Whisper-AI-Psychiatric / VOICE_TO_AI_WORKFLOW.md
KNipun's picture
Upload 14 files
cf0bb06 verified
# Voice-to-AI Workflow Documentation
## 🎤➡️🤖 Complete Voice-to-AI Pipeline
### Current Workflow:
```
1. 🎤 User speaks into microphone/uploads audio file
2. 🔄 Audio gets processed by Whisper-tiny model
3. 📝 Speech is transcribed to English text
4. 🧠 Text is sent to your main model: "model/Whisper-psychology-gemma-3-1b"
5. 🔍 FAISS searches relevant documents for context
6. 💬 Main model generates psychological response
7. 📺 Response is displayed in chat
8. 🔊 (Optional) Response can be converted to speech via TTS
```
### Technical Implementation:
#### Step 1-3: Speech-to-Text
```python
# Audio processing with Whisper-tiny
transcribed_text = transcribe_audio(
audio_bytes,
st.session_state.whisper_model, # whisper-tiny model
st.session_state.whisper_processor
)
```
#### Step 4-6: AI Processing
```python
# Main model processing
answer, sources, metadata = process_medical_query(
transcribed_text, # Your speech as text
st.session_state.faiss_index, # Document search
st.session_state.embedding_model,
st.session_state.optimal_docs,
st.session_state.model, # YOUR MAIN MODEL HERE
st.session_state.tokenizer, # model/Whisper-psychology-gemma-3-1b
**generation_params
)
```
#### Step 7-8: Response Display
```python
# Add to chat and optionally convert to speech
st.session_state.messages.append({
"role": "assistant",
"content": answer, # Response from your main model
"sources": sources,
"metadata": metadata
})
```
### Models Used:
1. **Speech-to-Text**: `stt-model/whisper-tiny/`
- Converts your voice to English text
- Language: English only (forced)
2. **Main AI Model**: `model/Whisper-psychology-gemma-3-1b/`**YOUR MODEL**
- Processes the transcribed text
- Generates psychological responses
- Uses RAG with FAISS for context
3. **Text-to-Speech**: `tts-model/Kokoro-82M/`
- Converts AI response back to speech
- Currently uses placeholder implementation
4. **Document Search**: `faiss_index/`
- Provides context for better responses
### Usage:
1. **Click the microphone button** 🎤
2. **Speak your mental health question**
3. **Click "🔄 Transcribe Audio"**
4. **Watch the complete pipeline work automatically:**
- Your speech → Text
- Text → Your AI model
- AI response → Chat
- Optional: Response → Speech
### What happens when you transcribe:
**Immediate automatic processing** - No manual steps needed!

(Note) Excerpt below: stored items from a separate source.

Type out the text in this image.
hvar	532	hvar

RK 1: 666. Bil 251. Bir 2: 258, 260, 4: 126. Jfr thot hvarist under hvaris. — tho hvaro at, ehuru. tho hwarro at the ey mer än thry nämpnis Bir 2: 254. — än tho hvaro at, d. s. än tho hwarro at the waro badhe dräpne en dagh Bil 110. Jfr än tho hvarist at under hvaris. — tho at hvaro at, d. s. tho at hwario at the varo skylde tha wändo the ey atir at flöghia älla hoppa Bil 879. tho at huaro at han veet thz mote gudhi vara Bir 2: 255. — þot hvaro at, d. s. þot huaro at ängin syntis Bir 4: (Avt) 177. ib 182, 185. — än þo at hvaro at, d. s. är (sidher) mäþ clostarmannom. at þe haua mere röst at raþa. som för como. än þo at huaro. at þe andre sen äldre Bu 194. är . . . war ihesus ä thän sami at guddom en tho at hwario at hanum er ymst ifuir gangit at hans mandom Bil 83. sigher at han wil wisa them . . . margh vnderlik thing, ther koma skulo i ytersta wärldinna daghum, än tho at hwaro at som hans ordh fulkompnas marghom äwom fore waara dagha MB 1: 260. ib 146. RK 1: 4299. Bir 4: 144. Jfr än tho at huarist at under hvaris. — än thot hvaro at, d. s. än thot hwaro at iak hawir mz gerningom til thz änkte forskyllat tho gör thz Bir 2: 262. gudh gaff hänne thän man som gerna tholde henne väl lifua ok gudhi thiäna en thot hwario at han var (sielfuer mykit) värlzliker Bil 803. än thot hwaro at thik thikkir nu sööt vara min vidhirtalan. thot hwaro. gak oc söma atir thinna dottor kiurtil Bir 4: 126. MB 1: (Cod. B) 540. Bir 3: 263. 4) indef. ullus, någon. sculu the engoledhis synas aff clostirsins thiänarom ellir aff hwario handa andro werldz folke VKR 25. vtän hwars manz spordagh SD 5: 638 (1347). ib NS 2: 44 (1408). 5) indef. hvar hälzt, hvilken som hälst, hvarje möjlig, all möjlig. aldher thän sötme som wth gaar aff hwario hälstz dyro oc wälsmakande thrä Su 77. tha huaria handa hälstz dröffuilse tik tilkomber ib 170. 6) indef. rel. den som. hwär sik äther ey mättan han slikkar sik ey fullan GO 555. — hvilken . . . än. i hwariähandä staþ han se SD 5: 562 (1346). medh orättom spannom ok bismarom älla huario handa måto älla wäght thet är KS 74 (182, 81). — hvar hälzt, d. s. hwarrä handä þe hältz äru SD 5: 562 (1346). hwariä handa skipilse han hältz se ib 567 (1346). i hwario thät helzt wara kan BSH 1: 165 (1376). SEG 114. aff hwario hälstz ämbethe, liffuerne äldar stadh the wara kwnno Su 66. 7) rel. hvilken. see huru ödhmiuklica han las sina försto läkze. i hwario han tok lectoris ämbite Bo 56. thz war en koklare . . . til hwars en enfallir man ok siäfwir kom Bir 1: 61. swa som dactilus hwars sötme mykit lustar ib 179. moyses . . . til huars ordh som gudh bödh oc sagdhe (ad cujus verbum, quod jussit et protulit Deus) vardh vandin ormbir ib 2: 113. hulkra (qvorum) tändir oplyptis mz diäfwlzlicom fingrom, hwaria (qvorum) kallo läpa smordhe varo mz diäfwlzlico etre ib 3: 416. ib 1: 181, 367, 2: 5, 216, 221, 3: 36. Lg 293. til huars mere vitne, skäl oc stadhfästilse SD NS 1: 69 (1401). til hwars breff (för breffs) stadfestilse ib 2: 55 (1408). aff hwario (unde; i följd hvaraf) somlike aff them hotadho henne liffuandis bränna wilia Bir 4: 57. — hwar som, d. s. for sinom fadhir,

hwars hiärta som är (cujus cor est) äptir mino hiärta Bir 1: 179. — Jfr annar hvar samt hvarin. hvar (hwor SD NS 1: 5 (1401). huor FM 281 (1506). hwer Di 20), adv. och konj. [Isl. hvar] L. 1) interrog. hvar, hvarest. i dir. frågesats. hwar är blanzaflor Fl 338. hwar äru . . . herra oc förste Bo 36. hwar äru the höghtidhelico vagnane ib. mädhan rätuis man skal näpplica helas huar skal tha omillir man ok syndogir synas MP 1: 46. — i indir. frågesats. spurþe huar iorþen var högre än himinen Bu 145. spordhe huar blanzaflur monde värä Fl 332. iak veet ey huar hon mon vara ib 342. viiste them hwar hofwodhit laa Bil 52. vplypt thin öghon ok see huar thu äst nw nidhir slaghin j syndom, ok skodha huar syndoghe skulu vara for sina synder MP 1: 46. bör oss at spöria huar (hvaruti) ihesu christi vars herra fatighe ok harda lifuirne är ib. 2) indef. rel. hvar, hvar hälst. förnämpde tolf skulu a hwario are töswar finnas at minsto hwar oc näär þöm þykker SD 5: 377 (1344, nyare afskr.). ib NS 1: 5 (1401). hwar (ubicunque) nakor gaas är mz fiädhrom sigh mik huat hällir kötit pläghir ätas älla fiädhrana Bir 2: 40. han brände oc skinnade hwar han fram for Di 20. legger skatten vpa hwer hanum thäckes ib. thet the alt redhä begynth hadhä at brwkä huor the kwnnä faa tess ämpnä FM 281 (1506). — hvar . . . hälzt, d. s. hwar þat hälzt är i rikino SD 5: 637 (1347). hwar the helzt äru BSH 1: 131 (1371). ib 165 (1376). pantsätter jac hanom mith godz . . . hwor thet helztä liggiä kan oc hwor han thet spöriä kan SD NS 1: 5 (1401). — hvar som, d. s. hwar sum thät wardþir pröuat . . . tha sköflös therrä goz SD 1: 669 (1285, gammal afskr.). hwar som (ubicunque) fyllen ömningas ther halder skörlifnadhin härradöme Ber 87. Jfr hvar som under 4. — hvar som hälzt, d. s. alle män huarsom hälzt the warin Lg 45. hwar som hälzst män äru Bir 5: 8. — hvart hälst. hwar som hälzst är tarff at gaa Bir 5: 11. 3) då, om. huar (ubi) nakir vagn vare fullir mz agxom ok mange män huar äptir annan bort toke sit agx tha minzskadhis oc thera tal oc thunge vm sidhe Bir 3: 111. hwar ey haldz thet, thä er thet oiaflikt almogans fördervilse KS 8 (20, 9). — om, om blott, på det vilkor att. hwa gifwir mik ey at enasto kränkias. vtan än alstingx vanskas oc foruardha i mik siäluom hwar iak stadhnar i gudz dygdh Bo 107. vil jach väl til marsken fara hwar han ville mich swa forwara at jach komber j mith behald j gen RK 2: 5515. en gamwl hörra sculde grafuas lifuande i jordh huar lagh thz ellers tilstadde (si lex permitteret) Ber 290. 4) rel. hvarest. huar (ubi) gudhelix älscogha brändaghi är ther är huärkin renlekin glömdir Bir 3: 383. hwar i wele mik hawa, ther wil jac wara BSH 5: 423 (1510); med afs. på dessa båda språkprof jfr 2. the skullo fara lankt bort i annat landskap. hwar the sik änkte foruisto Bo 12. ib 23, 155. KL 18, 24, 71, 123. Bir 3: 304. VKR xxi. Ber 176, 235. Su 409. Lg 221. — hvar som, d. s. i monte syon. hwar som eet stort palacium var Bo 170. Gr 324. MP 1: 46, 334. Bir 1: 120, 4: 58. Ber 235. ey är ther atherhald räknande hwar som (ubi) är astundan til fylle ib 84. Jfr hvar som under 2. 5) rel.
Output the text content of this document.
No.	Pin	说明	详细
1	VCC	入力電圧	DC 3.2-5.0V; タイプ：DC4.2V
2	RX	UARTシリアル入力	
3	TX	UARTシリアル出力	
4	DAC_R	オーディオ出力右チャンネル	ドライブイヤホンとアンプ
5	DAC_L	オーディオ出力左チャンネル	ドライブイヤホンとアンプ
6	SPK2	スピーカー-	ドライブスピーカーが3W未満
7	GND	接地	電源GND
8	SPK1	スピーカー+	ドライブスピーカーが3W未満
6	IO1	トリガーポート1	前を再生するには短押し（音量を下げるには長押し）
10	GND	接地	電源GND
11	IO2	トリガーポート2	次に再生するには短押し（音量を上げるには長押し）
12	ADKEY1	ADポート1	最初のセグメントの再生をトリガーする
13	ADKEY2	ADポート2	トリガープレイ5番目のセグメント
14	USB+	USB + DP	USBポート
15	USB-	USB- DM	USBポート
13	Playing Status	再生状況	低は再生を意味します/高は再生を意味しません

**Your speech text goes directly to your main model**
**Full psychiatric AI response is generated**
**Complete conversation appears in chat**
**Optional TTS for audio response**
The system now automatically sends your transcribed speech to your `model/Whisper-psychology-gemma-3-1b` model and gets a full AI response without any additional steps!